2. Entirely decorated in weathered wood and reclaimed bricks. Check.
3. Bar staff either thin, bearded young men or very thin young women. Check.
4. All beers served in 2/3 measures. Check.
5. Onsite brewery on display out the back. Check
6. Urinals made from sawn-off beer barrels. Check
7.  (and this is the clincher) The taps in the Gents were keg fonts. Check.

Yes. It was the craftiest place I've ever been to. And that's saying something. Mark my words, every pub will be like this in 10 years.

Sunday, 14 September 2014

Craaaaaaaaaaaft

Craaaaaaaaaft

There is an unending debate about what is and is not Craft Beer. It will never be solved. For one very good reason.

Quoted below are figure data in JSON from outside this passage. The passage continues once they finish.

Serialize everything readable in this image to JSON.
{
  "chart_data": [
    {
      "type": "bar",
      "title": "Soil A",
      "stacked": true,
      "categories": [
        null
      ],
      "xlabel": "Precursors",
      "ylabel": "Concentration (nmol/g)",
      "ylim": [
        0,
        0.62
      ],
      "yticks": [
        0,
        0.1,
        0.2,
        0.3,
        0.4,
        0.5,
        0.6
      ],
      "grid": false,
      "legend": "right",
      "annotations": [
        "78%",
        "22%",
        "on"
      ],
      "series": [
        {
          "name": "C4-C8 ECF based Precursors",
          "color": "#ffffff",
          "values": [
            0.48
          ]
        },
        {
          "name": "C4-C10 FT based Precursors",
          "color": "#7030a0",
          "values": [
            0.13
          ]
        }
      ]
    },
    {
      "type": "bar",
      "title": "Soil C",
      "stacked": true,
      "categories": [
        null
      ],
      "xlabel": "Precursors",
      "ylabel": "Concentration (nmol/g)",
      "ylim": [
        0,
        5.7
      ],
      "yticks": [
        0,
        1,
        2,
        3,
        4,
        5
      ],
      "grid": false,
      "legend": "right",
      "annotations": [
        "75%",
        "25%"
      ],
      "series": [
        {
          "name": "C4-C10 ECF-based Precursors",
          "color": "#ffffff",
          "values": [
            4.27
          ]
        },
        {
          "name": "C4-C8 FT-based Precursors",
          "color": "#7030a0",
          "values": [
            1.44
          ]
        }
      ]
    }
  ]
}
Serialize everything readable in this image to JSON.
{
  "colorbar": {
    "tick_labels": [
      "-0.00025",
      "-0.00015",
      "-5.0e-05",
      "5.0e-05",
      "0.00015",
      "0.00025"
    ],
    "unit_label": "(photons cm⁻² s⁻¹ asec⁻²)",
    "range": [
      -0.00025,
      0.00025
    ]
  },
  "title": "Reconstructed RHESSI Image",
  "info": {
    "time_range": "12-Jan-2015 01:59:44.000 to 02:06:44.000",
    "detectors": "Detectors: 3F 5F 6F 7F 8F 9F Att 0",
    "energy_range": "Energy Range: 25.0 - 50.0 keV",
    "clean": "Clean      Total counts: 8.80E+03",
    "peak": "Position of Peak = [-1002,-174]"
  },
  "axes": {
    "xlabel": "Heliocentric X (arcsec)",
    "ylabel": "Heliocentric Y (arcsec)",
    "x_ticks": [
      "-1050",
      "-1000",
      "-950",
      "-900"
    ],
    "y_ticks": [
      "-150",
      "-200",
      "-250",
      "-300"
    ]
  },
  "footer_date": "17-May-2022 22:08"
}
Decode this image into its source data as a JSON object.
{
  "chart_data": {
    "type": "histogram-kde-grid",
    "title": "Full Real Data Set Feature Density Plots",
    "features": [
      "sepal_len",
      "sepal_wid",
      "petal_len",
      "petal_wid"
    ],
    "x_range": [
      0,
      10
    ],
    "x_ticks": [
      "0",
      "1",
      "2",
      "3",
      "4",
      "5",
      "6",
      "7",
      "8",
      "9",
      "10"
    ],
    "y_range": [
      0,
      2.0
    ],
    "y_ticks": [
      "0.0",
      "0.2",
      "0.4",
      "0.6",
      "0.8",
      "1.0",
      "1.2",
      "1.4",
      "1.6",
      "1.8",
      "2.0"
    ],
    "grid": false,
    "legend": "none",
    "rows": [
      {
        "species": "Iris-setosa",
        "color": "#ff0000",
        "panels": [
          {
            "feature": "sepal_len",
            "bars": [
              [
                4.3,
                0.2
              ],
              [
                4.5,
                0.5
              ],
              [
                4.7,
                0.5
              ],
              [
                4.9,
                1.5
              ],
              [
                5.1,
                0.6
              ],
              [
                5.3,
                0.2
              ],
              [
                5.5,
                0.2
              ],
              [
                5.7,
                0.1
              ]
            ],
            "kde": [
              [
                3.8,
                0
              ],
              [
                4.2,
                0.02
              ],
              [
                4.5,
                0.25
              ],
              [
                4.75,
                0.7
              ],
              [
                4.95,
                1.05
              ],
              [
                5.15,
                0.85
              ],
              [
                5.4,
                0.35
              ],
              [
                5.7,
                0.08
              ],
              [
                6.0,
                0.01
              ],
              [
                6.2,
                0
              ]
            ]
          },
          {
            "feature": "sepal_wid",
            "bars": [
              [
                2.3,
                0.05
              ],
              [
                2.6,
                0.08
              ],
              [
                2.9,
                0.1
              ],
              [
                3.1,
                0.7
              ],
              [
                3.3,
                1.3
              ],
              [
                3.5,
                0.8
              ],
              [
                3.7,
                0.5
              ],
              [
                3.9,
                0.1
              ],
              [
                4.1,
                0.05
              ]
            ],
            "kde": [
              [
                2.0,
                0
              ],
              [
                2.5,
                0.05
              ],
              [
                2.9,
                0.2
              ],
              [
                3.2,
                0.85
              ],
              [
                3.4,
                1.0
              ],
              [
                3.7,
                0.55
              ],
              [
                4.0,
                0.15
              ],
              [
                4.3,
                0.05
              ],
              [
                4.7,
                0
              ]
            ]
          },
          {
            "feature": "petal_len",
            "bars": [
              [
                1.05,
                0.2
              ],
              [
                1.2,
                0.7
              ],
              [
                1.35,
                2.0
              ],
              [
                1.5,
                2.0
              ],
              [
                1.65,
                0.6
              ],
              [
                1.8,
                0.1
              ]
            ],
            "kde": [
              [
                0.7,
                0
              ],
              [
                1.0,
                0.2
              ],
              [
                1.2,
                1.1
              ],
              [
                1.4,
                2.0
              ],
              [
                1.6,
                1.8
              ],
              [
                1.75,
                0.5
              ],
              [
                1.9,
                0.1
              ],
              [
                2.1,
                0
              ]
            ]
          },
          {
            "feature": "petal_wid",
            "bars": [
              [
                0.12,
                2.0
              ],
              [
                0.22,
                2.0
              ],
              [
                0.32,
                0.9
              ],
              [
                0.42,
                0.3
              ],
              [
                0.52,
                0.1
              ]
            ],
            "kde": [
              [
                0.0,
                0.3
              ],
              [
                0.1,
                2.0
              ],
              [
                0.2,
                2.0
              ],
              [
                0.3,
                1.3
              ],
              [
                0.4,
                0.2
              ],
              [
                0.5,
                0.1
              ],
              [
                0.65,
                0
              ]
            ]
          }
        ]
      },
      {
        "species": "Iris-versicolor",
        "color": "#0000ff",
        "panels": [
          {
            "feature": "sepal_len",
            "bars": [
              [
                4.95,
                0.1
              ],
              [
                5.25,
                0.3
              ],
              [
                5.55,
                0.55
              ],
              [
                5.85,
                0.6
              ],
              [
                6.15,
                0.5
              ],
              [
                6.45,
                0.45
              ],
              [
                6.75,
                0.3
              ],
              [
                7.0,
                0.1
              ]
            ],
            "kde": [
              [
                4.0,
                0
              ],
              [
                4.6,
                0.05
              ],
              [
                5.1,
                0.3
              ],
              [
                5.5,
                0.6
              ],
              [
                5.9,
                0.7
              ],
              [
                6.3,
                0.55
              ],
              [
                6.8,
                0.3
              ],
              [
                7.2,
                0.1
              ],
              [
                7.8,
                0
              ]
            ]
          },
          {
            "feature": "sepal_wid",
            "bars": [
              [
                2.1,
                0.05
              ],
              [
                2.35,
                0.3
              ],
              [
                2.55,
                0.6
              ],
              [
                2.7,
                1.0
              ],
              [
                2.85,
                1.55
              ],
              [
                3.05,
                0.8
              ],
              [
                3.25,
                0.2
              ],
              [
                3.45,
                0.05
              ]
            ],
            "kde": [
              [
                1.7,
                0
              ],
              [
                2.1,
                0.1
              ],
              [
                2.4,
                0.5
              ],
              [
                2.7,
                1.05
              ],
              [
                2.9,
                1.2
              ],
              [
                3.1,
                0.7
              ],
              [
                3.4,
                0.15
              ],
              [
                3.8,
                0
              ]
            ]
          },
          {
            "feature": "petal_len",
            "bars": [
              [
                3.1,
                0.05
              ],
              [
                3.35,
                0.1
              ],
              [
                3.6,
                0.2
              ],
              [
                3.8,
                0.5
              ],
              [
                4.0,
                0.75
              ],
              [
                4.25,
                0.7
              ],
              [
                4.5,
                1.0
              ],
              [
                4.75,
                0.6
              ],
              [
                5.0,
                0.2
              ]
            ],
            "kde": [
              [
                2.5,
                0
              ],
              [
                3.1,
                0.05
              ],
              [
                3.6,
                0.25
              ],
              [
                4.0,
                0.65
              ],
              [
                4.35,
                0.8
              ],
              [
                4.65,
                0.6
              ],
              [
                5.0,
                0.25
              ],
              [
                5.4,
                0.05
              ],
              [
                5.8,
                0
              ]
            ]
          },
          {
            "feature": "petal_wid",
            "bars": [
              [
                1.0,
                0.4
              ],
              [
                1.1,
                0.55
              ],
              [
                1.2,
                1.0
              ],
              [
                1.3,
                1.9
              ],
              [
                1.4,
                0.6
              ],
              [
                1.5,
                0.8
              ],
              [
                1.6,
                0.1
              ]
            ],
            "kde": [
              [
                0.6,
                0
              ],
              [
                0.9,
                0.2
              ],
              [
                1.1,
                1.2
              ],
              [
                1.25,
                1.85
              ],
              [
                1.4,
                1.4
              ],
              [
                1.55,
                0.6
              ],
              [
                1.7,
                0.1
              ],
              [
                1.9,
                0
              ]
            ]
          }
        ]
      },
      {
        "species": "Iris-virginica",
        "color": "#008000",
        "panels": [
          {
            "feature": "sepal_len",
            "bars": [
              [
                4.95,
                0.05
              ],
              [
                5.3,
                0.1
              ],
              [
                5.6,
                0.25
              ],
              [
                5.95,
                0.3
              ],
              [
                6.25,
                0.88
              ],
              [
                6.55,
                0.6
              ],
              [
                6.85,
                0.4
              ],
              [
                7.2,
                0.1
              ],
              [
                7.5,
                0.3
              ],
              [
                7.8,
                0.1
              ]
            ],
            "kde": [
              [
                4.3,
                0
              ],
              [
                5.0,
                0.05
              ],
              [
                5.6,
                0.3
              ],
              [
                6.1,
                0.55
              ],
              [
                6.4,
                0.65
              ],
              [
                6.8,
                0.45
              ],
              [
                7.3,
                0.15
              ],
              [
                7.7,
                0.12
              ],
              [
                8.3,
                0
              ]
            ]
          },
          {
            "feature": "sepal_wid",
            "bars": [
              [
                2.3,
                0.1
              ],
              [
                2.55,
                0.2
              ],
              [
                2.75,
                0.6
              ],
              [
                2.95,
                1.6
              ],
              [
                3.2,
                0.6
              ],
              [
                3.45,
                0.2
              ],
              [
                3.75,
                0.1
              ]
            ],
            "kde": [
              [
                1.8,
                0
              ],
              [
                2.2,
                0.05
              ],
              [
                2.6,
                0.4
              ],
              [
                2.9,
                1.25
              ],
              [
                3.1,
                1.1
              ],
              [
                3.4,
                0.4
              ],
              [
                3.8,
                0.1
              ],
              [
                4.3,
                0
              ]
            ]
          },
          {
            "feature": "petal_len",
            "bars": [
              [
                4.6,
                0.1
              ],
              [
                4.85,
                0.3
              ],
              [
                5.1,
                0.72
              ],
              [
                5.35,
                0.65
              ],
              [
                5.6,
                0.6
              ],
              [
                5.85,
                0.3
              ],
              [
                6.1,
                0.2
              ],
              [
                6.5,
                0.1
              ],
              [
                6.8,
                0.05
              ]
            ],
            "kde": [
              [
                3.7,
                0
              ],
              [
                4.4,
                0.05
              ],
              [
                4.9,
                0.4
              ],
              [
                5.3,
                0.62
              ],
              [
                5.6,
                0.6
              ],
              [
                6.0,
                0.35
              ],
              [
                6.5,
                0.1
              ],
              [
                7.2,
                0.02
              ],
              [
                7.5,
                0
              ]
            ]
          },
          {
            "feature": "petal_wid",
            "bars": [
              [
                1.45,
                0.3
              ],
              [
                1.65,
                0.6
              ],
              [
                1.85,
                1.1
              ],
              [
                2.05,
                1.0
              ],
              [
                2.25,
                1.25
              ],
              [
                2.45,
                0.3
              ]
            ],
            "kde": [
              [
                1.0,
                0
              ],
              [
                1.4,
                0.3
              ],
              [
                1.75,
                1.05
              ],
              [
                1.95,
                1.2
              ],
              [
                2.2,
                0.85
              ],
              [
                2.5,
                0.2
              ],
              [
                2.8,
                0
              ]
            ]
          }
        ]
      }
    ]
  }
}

"Craft Beer" does not exist.

There is, basically, excellent beer, good beer, ok beer, mediocre beer, crap beer and awful beer. The size and ownership of the brewery in question has little impact on the quality of the product.  "Craft" as it stands today is just a tick-box list of the things a certain sector of beer consumers like and expect to see. 
Craaaaaaaaaaaaaaft
Microbreweries in London and elsewhere (but mainly London) are tripping over themselves to be the beardiest, distressed-fontiest and railway-archiest brewery around.  They proclaim about being wild and crazy dudes chucking hops and stuff into a bucket and somehow (somehow!) coming out with amazing beer at the end. The fact that brewing is an exacting and careful process, and the people behind the breweries are often refugees from IT,  Commerce and Academia is not mentioned. Because that wouldn't be "Craft".
Craaaaaaaaaaaaaaaaaaaaaaft
Since the whole "Craft" ethos has been distilled down to a basic formula of "Craft" signifiers, it's no surprise the big brewers have taken them and made their own "Craft" beers. In most cases these are no better or worse than so-called "authentic craft". But the fact it's happening shows how easily done it is.

So, enjoy your beer. Macro or micro. Craft keg or cask. But remember that nothing is free of marketing and associated bullshit. Otherwise, stay inside and drink your homebrew.